In 1995 Graham and Robert Morris founded Viaweb, the first ASP. Viaweb's software, originally written mostly in Common Lisp, allowed users to make their own Internet stores. In the summer of 1998 Viaweb was sold to Yahoo! for 455,000 shares of Yahoo! stock, valued at $49.6 million. At Yahoo! the product became Yahoo! Store..
He has since begun writing essays for his popular website paulgraham.com. They range from "Beating the Averages", which compares Lisp to other programming languages and introduced the word Blub, to "Why Nerds are Unpopular", a discussion of nerd life in high school. A collection of his essays has been published as Hackers and Painters (ISBN 0-596-00662-4) by O'Reilly.
In 2005, after giving a talk at the Harvard Computer Society later published as How to Start a Startup, Graham along with Trevor Blackwell, Jessica Livingston and Robert Morris started Y Combinator to provide seed funding to startups, particularly those started by younger, more technically-oriented founders.
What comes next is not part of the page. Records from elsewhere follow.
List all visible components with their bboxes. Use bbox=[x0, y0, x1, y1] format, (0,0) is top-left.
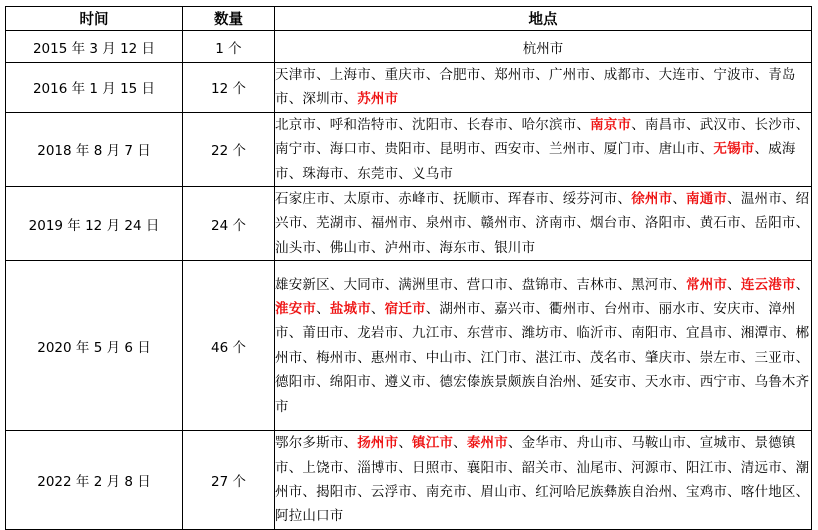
city-list-text: 、 bbox=[316, 300, 330, 317]
city-list-text: 鄂尔多斯市、 bbox=[275, 435, 358, 452]
row-places bbox=[275, 112, 812, 186]
row-places bbox=[275, 63, 812, 113]
city-list-text: 、 bbox=[370, 300, 385, 317]
row-places bbox=[275, 31, 812, 63]
city-list-text: 、 bbox=[727, 276, 741, 293]
city-list-text: 、南昌市、武汉市、长沙市、南宁市、海口市、贵阳市、昆明市、西安市、兰州市、厦门市、唐山市、 bbox=[275, 116, 810, 158]
table-row bbox=[6, 112, 812, 186]
city-list-text: 石家庄市、太原市、赤峰市、抚顺市、珲春市、绥芬河市、 bbox=[275, 191, 632, 208]
row-date: 2018 年 8 月 7 日 bbox=[6, 112, 183, 186]
city-list-text: 、温州市、绍兴市、芜湖市、福州市、泉州市、赣州市、济南市、烟台市、洛阳市、黄石市、岳阳市、汕头市、佛山市、泸州市、海东市、银川市 bbox=[275, 191, 810, 256]
city-list-text: 、 bbox=[453, 435, 467, 452]
highlighted-city: 常州市 bbox=[686, 276, 728, 293]
row-count: 12 个 bbox=[183, 63, 275, 113]
city-list-text: 、 bbox=[672, 191, 687, 208]
row-count: 1 个 bbox=[183, 31, 275, 63]
highlighted-city: 苏州市 bbox=[357, 91, 399, 108]
row-date: 2016 年 1 月 15 日 bbox=[6, 63, 183, 113]
highlighted-city: 徐州市 bbox=[631, 191, 673, 208]
table-row bbox=[6, 261, 812, 431]
city-list-text: 天津市、上海市、重庆市、合肥市、郑州市、广州市、成都市、大连市、宁波市、青岛市、深圳市、 bbox=[275, 67, 796, 108]
header-count: 数量 bbox=[183, 7, 275, 31]
row-count: 46 个 bbox=[183, 261, 275, 431]
city-list-text: 、 bbox=[398, 435, 413, 452]
city-list-text: 、 bbox=[795, 276, 810, 293]
table-body bbox=[6, 31, 812, 530]
header-place: 地点 bbox=[275, 7, 812, 31]
row-places bbox=[275, 187, 812, 261]
highlighted-city: 无锡市 bbox=[713, 141, 755, 158]
row-count: 22 个 bbox=[183, 112, 275, 186]
city-list-text: 、威海市、珠海市、东莞市、义乌市 bbox=[275, 141, 796, 182]
table-row bbox=[6, 63, 812, 113]
highlighted-city: 南京市 bbox=[590, 116, 632, 133]
row-count: 27 个 bbox=[183, 431, 275, 530]
pilot-zone-table bbox=[5, 6, 812, 530]
row-places bbox=[275, 261, 812, 431]
city-list-text: 北京市、呼和浩特市、沈阳市、长春市、哈尔滨市、 bbox=[275, 116, 591, 133]
highlighted-city: 盐城市 bbox=[329, 300, 371, 317]
highlighted-city: 淮安市 bbox=[275, 300, 317, 317]
row-date: 2020 年 5 月 6 日 bbox=[6, 261, 183, 431]
table-row bbox=[6, 31, 812, 63]
table-row bbox=[6, 187, 812, 261]
city-list-text: 、湖州市、嘉兴市、衢州市、台州市、丽水市、安庆市、漳州市、莆田市、龙岩市、九江市、东营市、潍坊市、临沂市、南阳市、宜昌市、湘潭市、郴州市、梅州市、惠州市、中山市、江门市、湛江市、茂名市、肇庆市、崇左市、三亚市、德阳市、绵阳市、遵义市、德宏傣族景颇族自治州、延安市、天水市、西宁市、乌鲁木齐市 bbox=[275, 300, 810, 415]
highlighted-city: 镇江市 bbox=[412, 435, 454, 452]
city-list-text: 、金华市、舟山市、马鞍山市、宣城市、景德镇市、上饶市、淄博市、日照市、襄阳市、韶关市、汕尾市、河源市、阳江市、清远市、潮州市、揭阳市、云浮市、南充市、眉山市、红河哈尼族彝族自治州、宝鸡市、喀什地区、阿拉山口市 bbox=[275, 435, 810, 525]
highlighted-city: 宿迁市 bbox=[384, 300, 426, 317]
city-list-text: 杭州市 bbox=[522, 40, 564, 57]
row-count: 24 个 bbox=[183, 187, 275, 261]
highlighted-city: 扬州市 bbox=[357, 435, 399, 452]
row-date: 2019 年 12 月 24 日 bbox=[6, 187, 183, 261]
highlighted-city: 连云港市 bbox=[740, 276, 796, 293]
row-date: 2015 年 3 月 12 日 bbox=[6, 31, 183, 63]
row-date: 2022 年 2 月 8 日 bbox=[6, 431, 183, 530]
highlighted-city: 泰州市 bbox=[466, 435, 508, 452]
highlighted-city: 南通市 bbox=[686, 191, 728, 208]
header-time: 时间 bbox=[6, 7, 183, 31]
city-list-text: 雄安新区、大同市、满洲里市、营口市、盘锦市、吉林市、黑河市、 bbox=[275, 276, 686, 293]
header-row bbox=[6, 7, 812, 31]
Y Combinator has now invested in 58 startups, including reddit, Justin.tv and loopt.
Graham has a B.A. from Cornell. He earned an M.S. and a Ph.D. in
Applied Sciences, (specializing in computer science) from Harvard in
1988 and 1990 respectively, and studied painting at Rhode Island
School of Design and the Accademia di Belle Arti in Florence.
In 2001, Paul Graham announced that he was working on a new dialect of LISP named "Arc." Over the years since, he has written several essays describing features or goals of the language, and some internal projects at Y Combinator have been written in Arc, most notably the Hacker News web forum and news aggregator program.
In 2002, Graham published a an essay entitled "A Plan for Spam," in which he advocated using a Naive Bayes classifier to identify spam. This paper directly lead to the creation of the popular bogofilter software, which uses the method, and the inclusion of Bayesian Filtering in other existing products such as spamassassin.
Since "A Plan for Spam" Bayesian Filtering has come to be regarded as the best method for filtering spam in situations where the filter can be trained, beating older heuristic approaches both in terms of the simplicity of the process and the quality of the classification.